During the last years of his life, John Cage composed four dozen works which have come to be known as the Number Pieces, due to their titles. Another Timbre has collected thirteen of these works, ably realized by Apartment House, into a beautiful 4-disc boxed set. If you have any interest in Cage's work whatsoever, it would be well worth your time to investigate this collection. Accompanied by a booklet of informative and detailed notes, taken as a whole it's a completely immersive experience.
Though Cage wrote number pieces for ensembles of varying sizes, from one to over a hundred players, those on offer here all feature medium-sized groups, the largest being fourteen instruments. They generally call for held single notes or novel aggregates, the timing of which are left to each individual player. The mechanics of their working are explained very clearly, along with their history and a brief analysis of each piece, in the notes.
So what do they sound like? Most are characterized by floating scrims of sound, brought into being with very little discernable attack. So little in fact, that it's often difficult to tell just what instruments are being played. They seem to appear over time, in an unhurried manner, slowly amassing into fogs of what Cage referred to as "anarchic harmony", an ever-present co-existence of sounds. There is no thematic development and hardly any sense of forward motion here, though there does seem to be a kind of tension which never really resolves. On disc one it can be difficult to know when one piece finishes and another begins, other than by the addition of new players and new instruments. Neither of these is a bad thing, and it's fascinating to witness the myriad groupings of overtones as they rise and fall.
"Seven", in the center of disc two, shakes things up a bit with the first inclusion of a conventionally played piano, striking short-lived clusters in expanding and contracting time, while chord clouds billow up around it.
Much of the percussion employed throughout is of the decidedly exotic persuasion. You'll be excused for thinking you're hearing a bit of weather or some traffic sound seeping in from outside. The sextet for percussion on disc three brings many of these sustained sounds to the fore, creating a rich, sonorous sound field. On the same disc's "Thirteen", the last number piece completed by Cage, we get a rather different approach. The played notes move much more quickly than in the other pieces, and the pitch range is much more limited. This is not to say that it sounds any more hurried than its companions, it's just slightly more compressed. There is more information given over a shorter period, and the sense of overlapping loops is more readily apparent.
Having recorded and produced this set is an amazing achievement in itself, let alone that it was done during a world-wide pandemic with all of its corresponding restrictions and uncertainty. As it was not always possible to get all of the players together in one room, overdubbing of separately recorded parts was sometimes employed. You'd never know it from the outcome, every piece sounds like it was played live.
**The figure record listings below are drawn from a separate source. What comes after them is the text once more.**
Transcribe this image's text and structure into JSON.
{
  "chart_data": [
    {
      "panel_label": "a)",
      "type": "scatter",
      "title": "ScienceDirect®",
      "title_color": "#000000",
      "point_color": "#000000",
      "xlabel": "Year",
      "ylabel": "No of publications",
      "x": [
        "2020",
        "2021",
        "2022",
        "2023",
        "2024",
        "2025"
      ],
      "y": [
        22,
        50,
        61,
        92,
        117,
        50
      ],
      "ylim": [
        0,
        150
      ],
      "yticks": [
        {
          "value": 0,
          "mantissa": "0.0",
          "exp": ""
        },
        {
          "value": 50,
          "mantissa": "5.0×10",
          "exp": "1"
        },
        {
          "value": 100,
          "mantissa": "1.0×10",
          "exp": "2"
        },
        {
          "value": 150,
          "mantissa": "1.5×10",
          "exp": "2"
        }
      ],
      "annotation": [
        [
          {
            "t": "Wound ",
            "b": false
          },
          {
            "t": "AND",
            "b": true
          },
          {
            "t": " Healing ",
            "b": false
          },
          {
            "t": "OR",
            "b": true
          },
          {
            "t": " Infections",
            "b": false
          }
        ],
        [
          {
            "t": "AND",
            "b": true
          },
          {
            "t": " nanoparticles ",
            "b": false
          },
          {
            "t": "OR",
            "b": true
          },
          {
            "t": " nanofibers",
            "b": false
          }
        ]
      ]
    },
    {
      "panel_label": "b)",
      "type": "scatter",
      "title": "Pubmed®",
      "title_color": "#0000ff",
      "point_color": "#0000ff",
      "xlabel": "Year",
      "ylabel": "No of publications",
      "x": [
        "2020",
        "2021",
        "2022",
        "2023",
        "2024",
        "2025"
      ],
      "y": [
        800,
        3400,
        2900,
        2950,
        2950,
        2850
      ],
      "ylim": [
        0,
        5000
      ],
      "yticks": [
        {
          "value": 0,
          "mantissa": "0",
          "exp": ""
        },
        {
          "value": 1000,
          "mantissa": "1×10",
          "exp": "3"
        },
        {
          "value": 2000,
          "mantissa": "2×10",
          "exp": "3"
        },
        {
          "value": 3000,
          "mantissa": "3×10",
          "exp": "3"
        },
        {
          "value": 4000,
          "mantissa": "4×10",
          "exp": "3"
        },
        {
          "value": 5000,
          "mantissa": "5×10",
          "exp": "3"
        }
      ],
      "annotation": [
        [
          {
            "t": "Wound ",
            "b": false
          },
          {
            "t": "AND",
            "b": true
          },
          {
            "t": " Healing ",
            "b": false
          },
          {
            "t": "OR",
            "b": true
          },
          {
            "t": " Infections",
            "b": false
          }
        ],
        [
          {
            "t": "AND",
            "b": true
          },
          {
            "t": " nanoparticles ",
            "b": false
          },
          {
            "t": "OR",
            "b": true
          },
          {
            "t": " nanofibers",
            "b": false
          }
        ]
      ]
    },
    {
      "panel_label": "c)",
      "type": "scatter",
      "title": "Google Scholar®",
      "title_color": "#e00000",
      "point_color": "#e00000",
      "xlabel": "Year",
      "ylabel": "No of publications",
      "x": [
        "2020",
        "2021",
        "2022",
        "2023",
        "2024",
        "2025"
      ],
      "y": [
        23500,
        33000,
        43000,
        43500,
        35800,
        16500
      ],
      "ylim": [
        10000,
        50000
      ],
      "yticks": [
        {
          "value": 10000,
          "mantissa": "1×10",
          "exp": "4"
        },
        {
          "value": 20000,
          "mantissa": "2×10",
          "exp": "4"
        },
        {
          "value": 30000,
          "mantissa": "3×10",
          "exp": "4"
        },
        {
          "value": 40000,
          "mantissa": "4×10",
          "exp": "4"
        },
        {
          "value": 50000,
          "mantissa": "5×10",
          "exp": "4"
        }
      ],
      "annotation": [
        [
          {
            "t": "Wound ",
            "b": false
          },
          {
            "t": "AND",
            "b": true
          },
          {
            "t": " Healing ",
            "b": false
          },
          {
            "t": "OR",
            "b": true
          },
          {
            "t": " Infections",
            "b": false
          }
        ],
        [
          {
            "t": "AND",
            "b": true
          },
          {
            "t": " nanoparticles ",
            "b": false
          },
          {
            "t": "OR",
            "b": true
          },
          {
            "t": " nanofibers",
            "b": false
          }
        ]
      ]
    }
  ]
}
Cage often expressed a desire to make things which were "useful" in some way. These beautiful pieces of music may go a long way in helping listeners change their minds; about what constitutes music, or listening, or just what it is that music is for. Which in turn may help to change minds about other things as well. I'd like to wholeheartedly thank Simon Reynell and the members of Apartment House for making them available to an ever more troubled world.